September 14th, 2010 // 2:49 pm @ // No Comments yet

Hello there. Today I’ve had a glimpse of my own mortality. Naturally this has left me feeling a little despondent, a little jaded, a little, well, mortal. Of course it’s not the first time I’ve been brought face to face with my impending death. It is, however, the first time the black abyss of eternal nothingness has been thrust into my face by an advertisement for a motor car. And not in a really great, ‘hurtling backwards through the pearly gates at 200 miles per hour in a blazing Lamborghini‘  kind of way. More in a ‘have we really come to this? In a grey family saloon, waiting at a roundabout, sucking on a Werthers Original’  kind of way.

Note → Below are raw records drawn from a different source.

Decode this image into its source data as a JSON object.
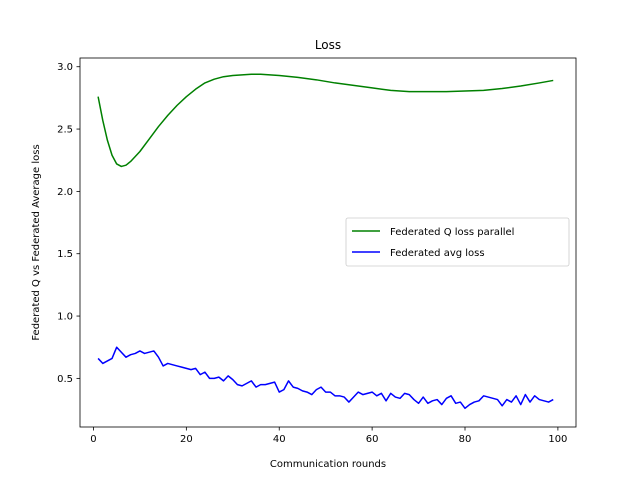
{
  "chart_data": {
    "type": "line",
    "title": "Loss",
    "xlabel": "Communication rounds",
    "ylabel": "Federated Q vs Federated Average loss",
    "xlim": [
      -2.9,
      103.9
    ],
    "ylim": [
      0.11,
      3.07
    ],
    "xticks": [
      0,
      20,
      40,
      60,
      80,
      100
    ],
    "yticks": [
      0.5,
      1.0,
      1.5,
      2.0,
      2.5,
      3.0
    ],
    "xtick_labels": [
      "0",
      "20",
      "40",
      "60",
      "80",
      "100"
    ],
    "ytick_labels": [
      "0.5",
      "1.0",
      "1.5",
      "2.0",
      "2.5",
      "3.0"
    ],
    "grid": false,
    "legend_position": "center-right",
    "series": [
      {
        "name": "Federated Q loss parallel",
        "color": "#008000",
        "x": [
          1,
          2,
          3,
          4,
          5,
          6,
          7,
          8,
          9,
          10,
          12,
          14,
          16,
          18,
          20,
          22,
          24,
          26,
          28,
          30,
          32,
          34,
          36,
          38,
          40,
          44,
          48,
          52,
          56,
          60,
          64,
          68,
          72,
          76,
          80,
          84,
          88,
          92,
          96,
          99
        ],
        "y": [
          2.76,
          2.57,
          2.41,
          2.29,
          2.22,
          2.2,
          2.21,
          2.24,
          2.28,
          2.32,
          2.42,
          2.52,
          2.61,
          2.69,
          2.76,
          2.82,
          2.87,
          2.9,
          2.92,
          2.93,
          2.935,
          2.94,
          2.94,
          2.935,
          2.93,
          2.915,
          2.895,
          2.87,
          2.85,
          2.83,
          2.81,
          2.8,
          2.8,
          2.8,
          2.805,
          2.81,
          2.825,
          2.845,
          2.87,
          2.89
        ]
      },
      {
        "name": "Federated avg loss",
        "color": "#0000ff",
        "x": [
          1,
          2,
          3,
          4,
          5,
          6,
          7,
          8,
          9,
          10,
          11,
          12,
          13,
          14,
          15,
          16,
          17,
          18,
          19,
          20,
          21,
          22,
          23,
          24,
          25,
          26,
          27,
          28,
          29,
          30,
          31,
          32,
          33,
          34,
          35,
          36,
          37,
          38,
          39,
          40,
          41,
          42,
          43,
          44,
          45,
          46,
          47,
          48,
          49,
          50,
          51,
          52,
          53,
          54,
          55,
          56,
          57,
          58,
          59,
          60,
          61,
          62,
          63,
          64,
          65,
          66,
          67,
          68,
          69,
          70,
          71,
          72,
          73,
          74,
          75,
          76,
          77,
          78,
          79,
          80,
          81,
          82,
          83,
          84,
          85,
          86,
          87,
          88,
          89,
          90,
          91,
          92,
          93,
          94,
          95,
          96,
          97,
          98,
          99
        ],
        "y": [
          0.66,
          0.62,
          0.64,
          0.66,
          0.75,
          0.71,
          0.67,
          0.69,
          0.7,
          0.72,
          0.7,
          0.71,
          0.72,
          0.67,
          0.6,
          0.62,
          0.61,
          0.6,
          0.59,
          0.58,
          0.57,
          0.58,
          0.53,
          0.55,
          0.5,
          0.5,
          0.51,
          0.48,
          0.52,
          0.49,
          0.45,
          0.44,
          0.46,
          0.48,
          0.43,
          0.45,
          0.45,
          0.46,
          0.47,
          0.39,
          0.41,
          0.48,
          0.43,
          0.42,
          0.4,
          0.39,
          0.37,
          0.41,
          0.43,
          0.39,
          0.39,
          0.36,
          0.36,
          0.35,
          0.31,
          0.35,
          0.39,
          0.37,
          0.38,
          0.39,
          0.36,
          0.38,
          0.32,
          0.38,
          0.35,
          0.34,
          0.38,
          0.37,
          0.33,
          0.3,
          0.35,
          0.3,
          0.32,
          0.33,
          0.29,
          0.34,
          0.36,
          0.3,
          0.31,
          0.26,
          0.29,
          0.31,
          0.32,
          0.36,
          0.35,
          0.34,
          0.33,
          0.28,
          0.33,
          0.31,
          0.36,
          0.29,
          0.37,
          0.31,
          0.36,
          0.33,
          0.32,
          0.31,
          0.33
        ]
      }
    ]
  }
}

And it’s all the fault of this bloody Vauxhall ad.

But why andy? Why oh why oh why? Why oh why oh why has this ad brought on an overwhelming feeling of despair rooted at the very core of your being andy? Why? Well, calm down a bit and I’ll tell you. Jesus.

It’s like this. It’s not just the overall dreadfulnes of the ad itself that’s done it. Although that bit about ‘not taking ourselves too seriously at times’, and thus undermining  the ‘c’mon!‘ campaign,  ( which was essentially a pretty nice piece of work, by Vauxhall standards, although not as good as the hide and seek Corsas ), is a bit grim.  It’s that ‘warranty that could last a lifetime’ bit that’s to blame. Yes, I know, a ‘warranty that could last a lifetime’ is a great thing and not necessarily a reasonable excuse for an attack of deep existential angst and overwhelming sense of the futility of it all. It’s when you look a little closer at the offer that the full horror of it all rears up and smashes you right in the face. That ‘warranty that could last a lifetime’ is limited to 100,000 miles. That’s right, 100,000 miles.

Now I’ve been doing some research into mileages and a few sums and, according to the AA, ( that’s the Automobile Association, not Alcoholics Anonymous. I tried them first and to be frank, they were clueless about the subject. Not to say a bit rude on the phone ), the average annual mileage of cars in this country is 15,000 miles. So, work it out. According to Vauxhall, our life expectancy is round about 6.6 years. Now that’s bloody miles off  ‘three score years and ten’ isn’t it? Now I don’t know about you but if I’ve only got 6.6 years to live, I’m not spending any of it in a bloody Vauxhall.

Especially not with the Grim Reaper in the back, saying “Are we nearly there?” every two minutes.